Certificado de defunción
Ya sabrán que los Rolling Stones lanzan un disco de versiones de difuntos bluesmen, titulado Blue & Lonesome. Los entusiastas baten palmas y se apresuran a buscar simetrías: “empezaron tocando blues y cierran el círculo con la misma música".
¿Qué quieren que les diga? Lo disfrutaremos pero resulta una simpleza afirmar que los Rolling Stones fueron inicialmente una banda de blues. De hecho, escandalizaban a la secta británica de los puristas haciendo también el odiado rock and roll. De sus primeros viajes por Estados Unidos, se trajeron una apreciación por el soul y un repertorio aprendido de discos de Solomon Burke, Otis Redding, Marvin Gaye o los Temptations. Ya en los setenta, incoporaron temas de reggae. Así que lo mismo podían haber grabado soul, reggae o esos clásicos del country llorón que fascinan a Keith Richards (recuerden sus famosas cintas de la luna de miel en Cabo San Lucas o las grabadas más profesionalmente tras su detención en Toronto).
Keith Richards y Patti Hansen: boda en Cabo San Lucas, México
No, lo desesperante es que, desde 2005 (A bigger bang), los Stones hayan sido incapaces de facturar una colección de canciones nuevas. ¡Once años! ¿Es imposibidad metafísica de crear juntos o simple desidia ante un mercado discográfico en caída libre? Dedican su tiempo a hacer girar la manivela de la máquina de fabricar billetes verdes (los directos) y reniegan del honorable acuerdo implícito de hacer coincidir el comienzo de cada gira con el lanzamiento de temas originales. Era, quizás lo recuerden, el punto de distinción de los Stones entre tantos grandes grupos que pican piedra en la mina de la nostalgia.

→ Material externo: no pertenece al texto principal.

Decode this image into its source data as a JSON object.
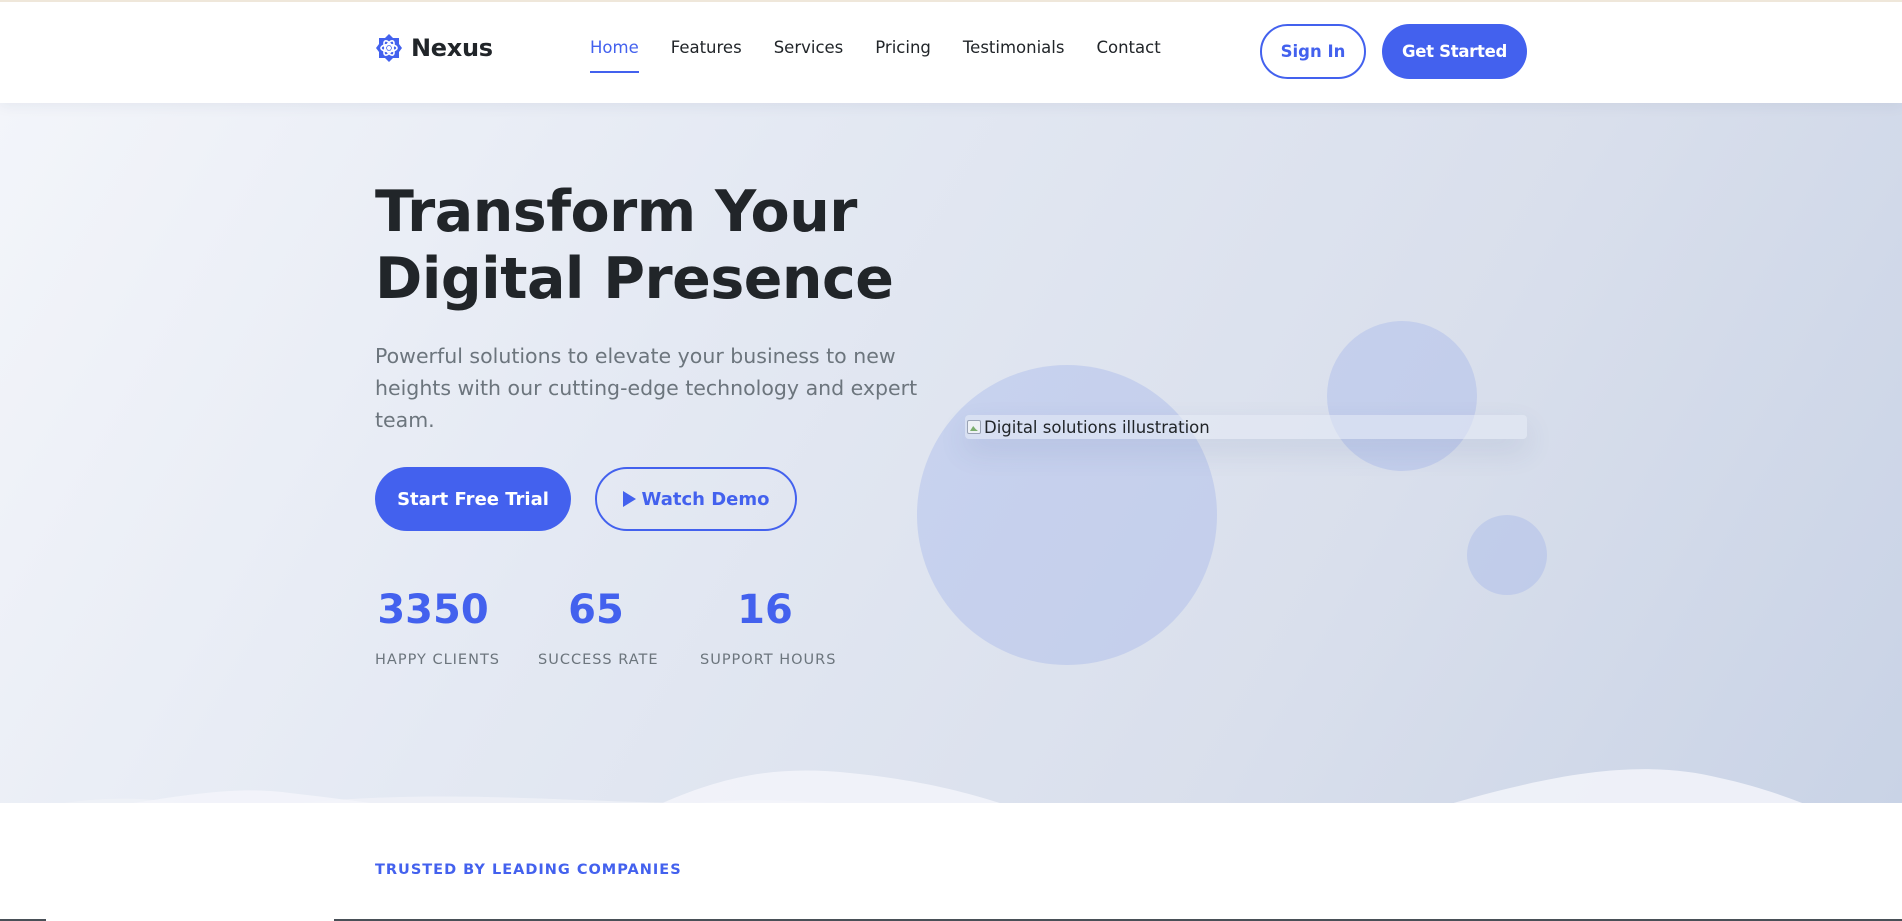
{
  "brand": {
    "name": "Nexus",
    "icon": "gear-atom-icon",
    "accent": "#4361ee"
  },
  "nav": {
    "links": [
      {
        "label": "Home",
        "active": true
      },
      {
        "label": "Features",
        "active": false
      },
      {
        "label": "Services",
        "active": false
      },
      {
        "label": "Pricing",
        "active": false
      },
      {
        "label": "Testimonials",
        "active": false
      },
      {
        "label": "Contact",
        "active": false
      }
    ],
    "signin_label": "Sign In",
    "getstarted_label": "Get Started"
  },
  "hero": {
    "title_line1": "Transform Your",
    "title_line2": "Digital Presence",
    "subtitle": "Powerful solutions to elevate your business to new heights with our cutting-edge technology and expert team.",
    "trial_label": "Start Free Trial",
    "demo_label": "Watch Demo",
    "demo_icon": "play-icon",
    "image_alt": "Digital solutions illustration",
    "stats": [
      {
        "value": "3350",
        "label": "HAPPY CLIENTS"
      },
      {
        "value": "65",
        "label": "SUCCESS RATE"
      },
      {
        "value": "16",
        "label": "SUPPORT HOURS"
      }
    ]
  },
  "trusted": {
    "label": "TRUSTED BY LEADING COMPANIES"
  },
  "colors": {
    "primary": "#4361ee",
    "text": "#212529",
    "muted": "#6c757d"
  }
}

Practicamente, nos dicen los fans, debemos arrodillarnos ante la valentía de los Stones por haber decidido grabar un disco de blues en 2016. ¿De verdad? Ocurre que, en 1992, Mick Jagger ya lo hizo por su cuenta. En realidad, fue una sugerencia del productor Rick Rubin. Ya saben, esa montaña hirsuta que funciona como el Pedro Arriola del rock: “Soluciones elementales para situaciones complejas”.
Fue Rubin quien juntó a Mick Jagger con una banda de currantes californianos, The Red Devils. Rubin quería encontrar al bluesman que, creía, Jagger llevaba adentro. Obediente, Mick resolvió el compromiso por la vía rápida: tres tomas para cada tema. Pero, escuchado el resultado, decidió no editarlo. Solo publicó una pieza de Sonny Boy Williamson, Checkin’ up on my baby, en su recopilatorio The very best of Mick Jagger. Felizmente, pueden encontrar el resto del frustrado disco en la Red y decidir si nos perdimos algo esencial.

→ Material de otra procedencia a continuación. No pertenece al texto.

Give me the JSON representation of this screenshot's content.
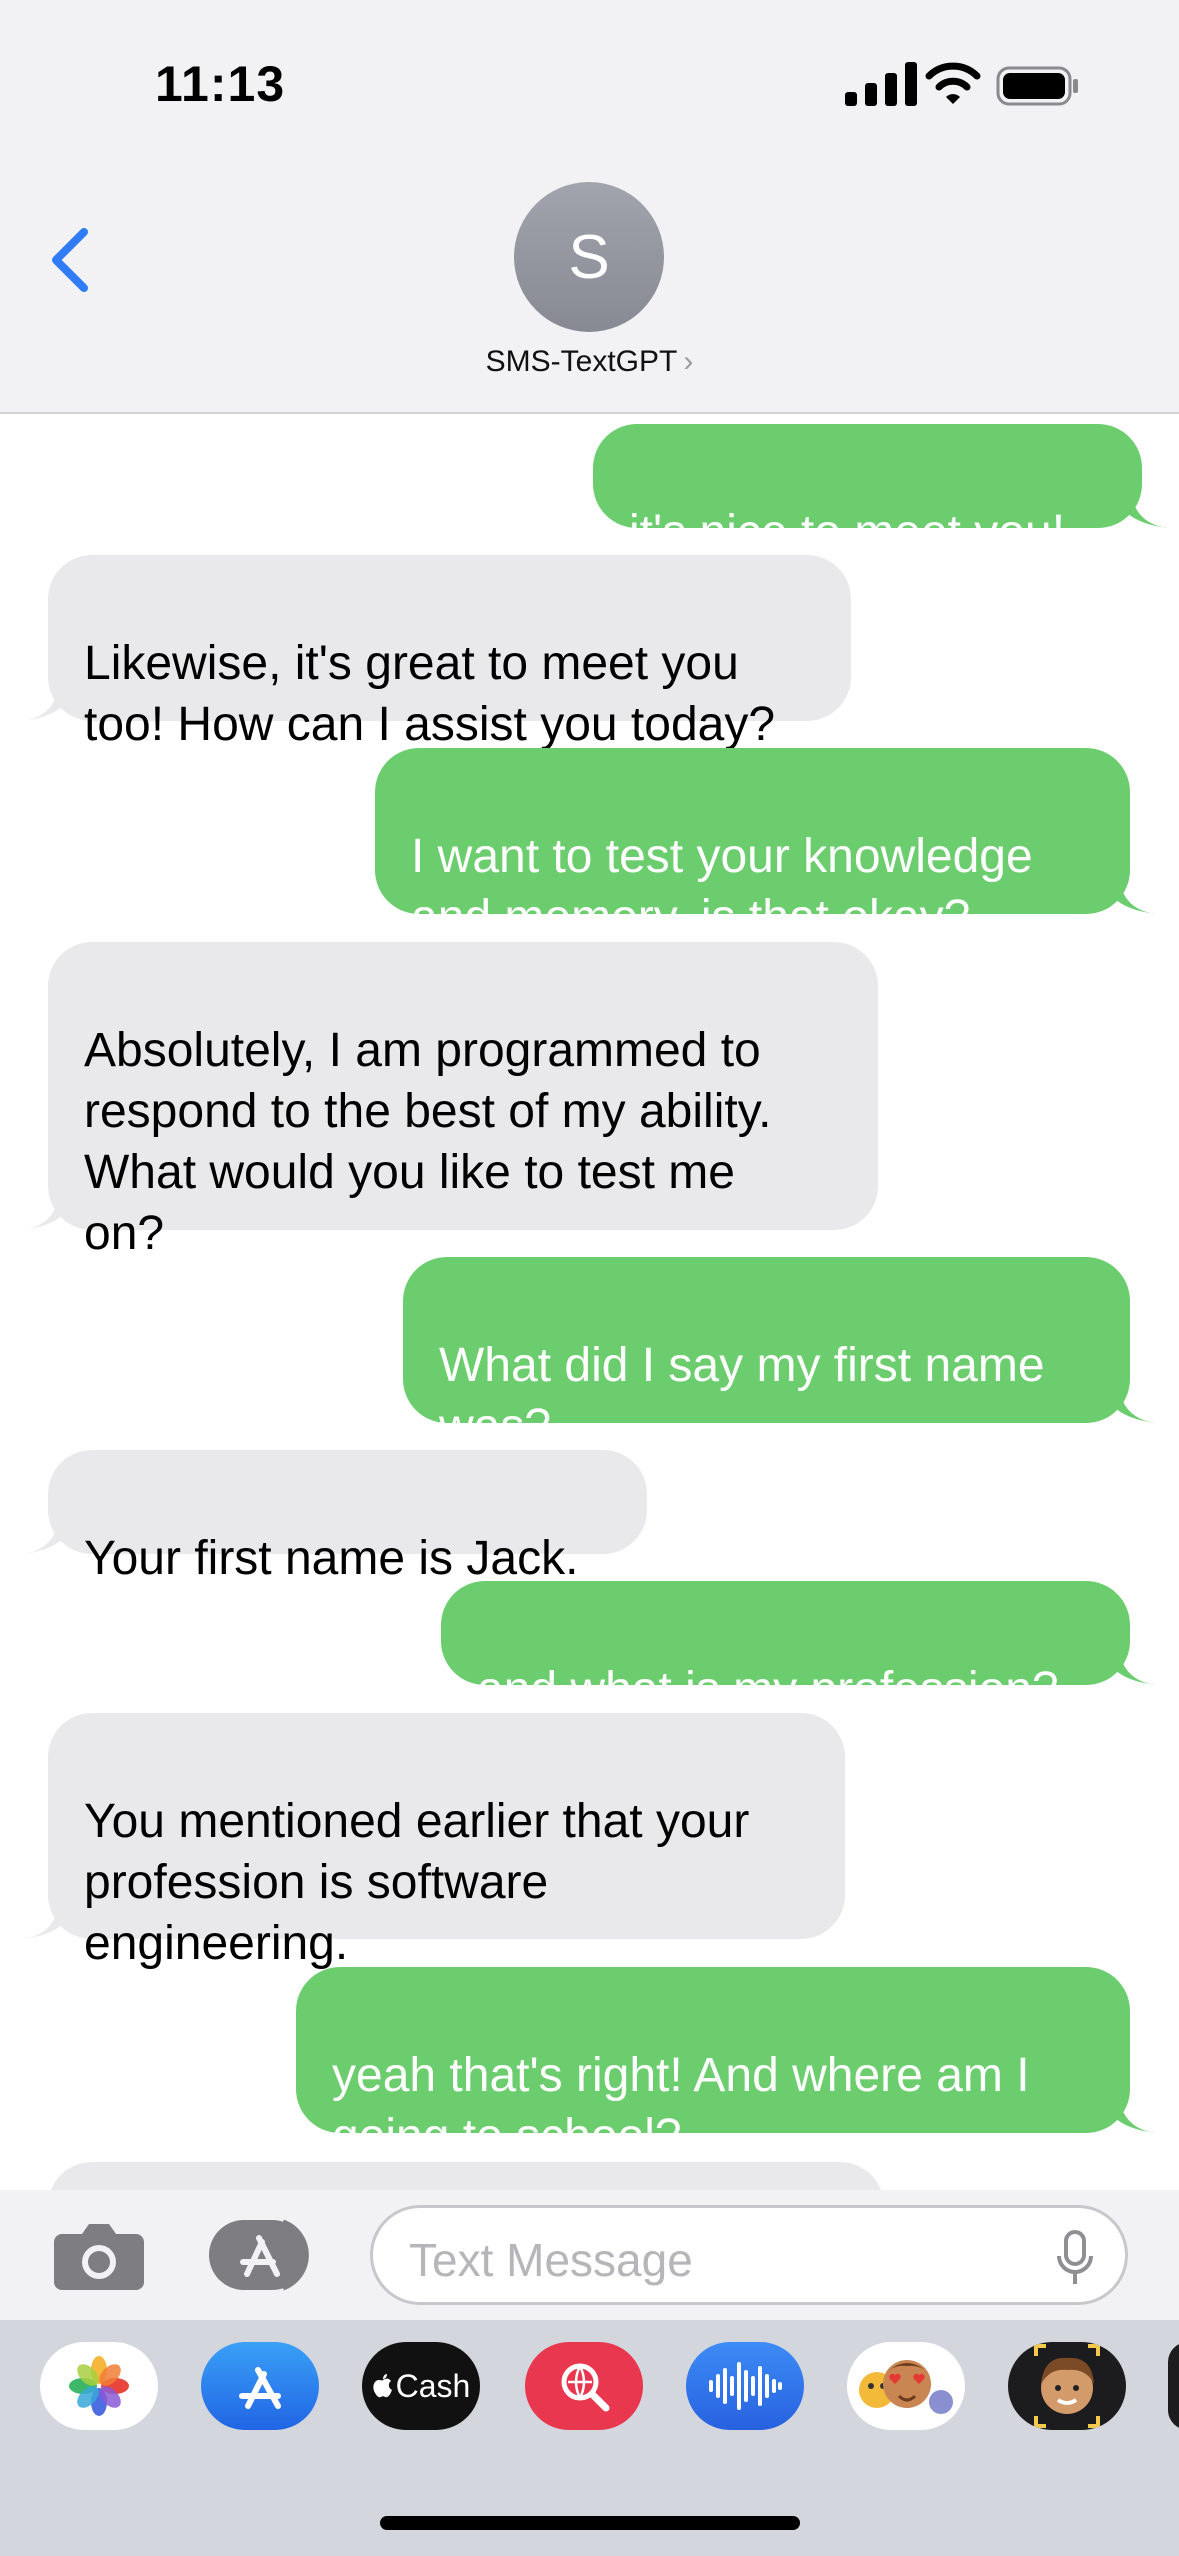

Mick Jagger & The Red Devils - The Blues Sessions (1992)
Y lo mismo cuando salga Blue & Lonesome. Revisando su contenido, parece que han cuidado el repertorio, intentado evitar los temas más obvios de Little Walter o Willie Dixon. Pero, vamos a decirlo suavemente, cada año salen en todo el mundo mil discos similares, conteniendo blues añejos recreados por músicos blancos. Generalmente, se contentan con embellecer los hallazgos de los intérpretes originales; un ejemplo reciente es I still do, de Eric Clapton, que —por cierto— también se ha apuntado a Blue & Lonesome.
Esos discos se escuchan con (relativo) placer, aunque demasiados pasan del manierismo al exhibicionismo instrumental. En 1968, Jagger planteaba crudamente el dilema al entrevistador Jonathan Cott: “¿Qué punto tiene escucharnos tocar I’m a king bee cuando puedes escuchar a Slim Harpo haciéndola?”. La respuesta, claro, era el plus que añadían los Stones en 1964: lascivia juvenil, orgullo en hacer música de hombres maduros, la energía del converso, la slide de Brian Jones.

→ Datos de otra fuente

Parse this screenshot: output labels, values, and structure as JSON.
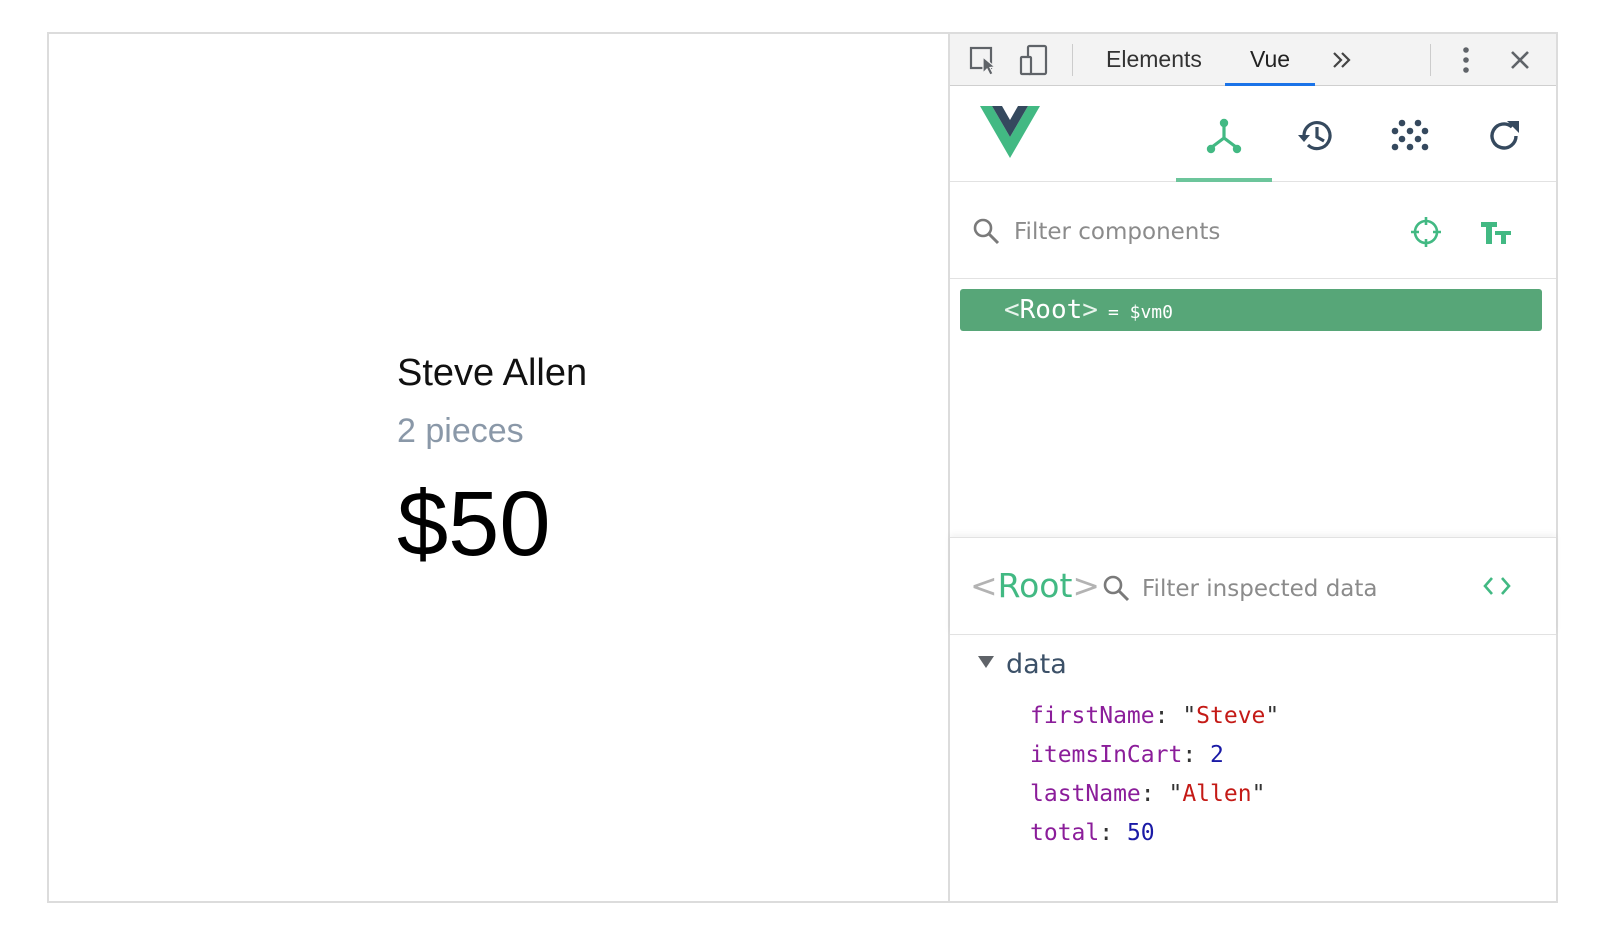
{
  "page": {
    "customer_name": "Steve Allen",
    "items_label": "2 pieces",
    "total_label": "$50"
  },
  "devtools": {
    "tabs": [
      "Elements",
      "Vue"
    ],
    "active_tab": "Vue",
    "more_tabs_icon": "double-chevron-right-icon",
    "vue_toolbar": {
      "tools": [
        "components-tree-icon",
        "history-icon",
        "vuex-dots-icon",
        "refresh-icon"
      ],
      "active_tool": "components-tree-icon",
      "accent": "#42b983"
    },
    "filter_components_placeholder": "Filter components",
    "tree": {
      "open_bracket": "<",
      "component": "Root",
      "close_bracket": ">",
      "vm_ref": "= $vm0",
      "selected_color": "#57a678"
    },
    "inspector": {
      "open_bracket": "<",
      "component": "Root",
      "close_bracket": ">",
      "filter_placeholder": "Filter inspected data"
    },
    "data_section": {
      "label": "data",
      "props": [
        {
          "key": "firstName",
          "value": "Steve",
          "type": "string"
        },
        {
          "key": "itemsInCart",
          "value": "2",
          "type": "number"
        },
        {
          "key": "lastName",
          "value": "Allen",
          "type": "string"
        },
        {
          "key": "total",
          "value": "50",
          "type": "number"
        }
      ]
    }
  }
}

Cualidades que, me temo, que ya no pudieron convocar a la hora de confeccionar Blue & Lonesome. Hoy, tiene algo de deprimente transformar lo que en otros tiempos hubiera sido mero entretenimiento —como la jam session con Muddy Waters en 1981— en un Sincero Homenaje Al Blues. Para los que recuerdan su grandeza, suena a certificado de defunción: se les están acabando las opciones y la oportunidad de despedirse con dignidad.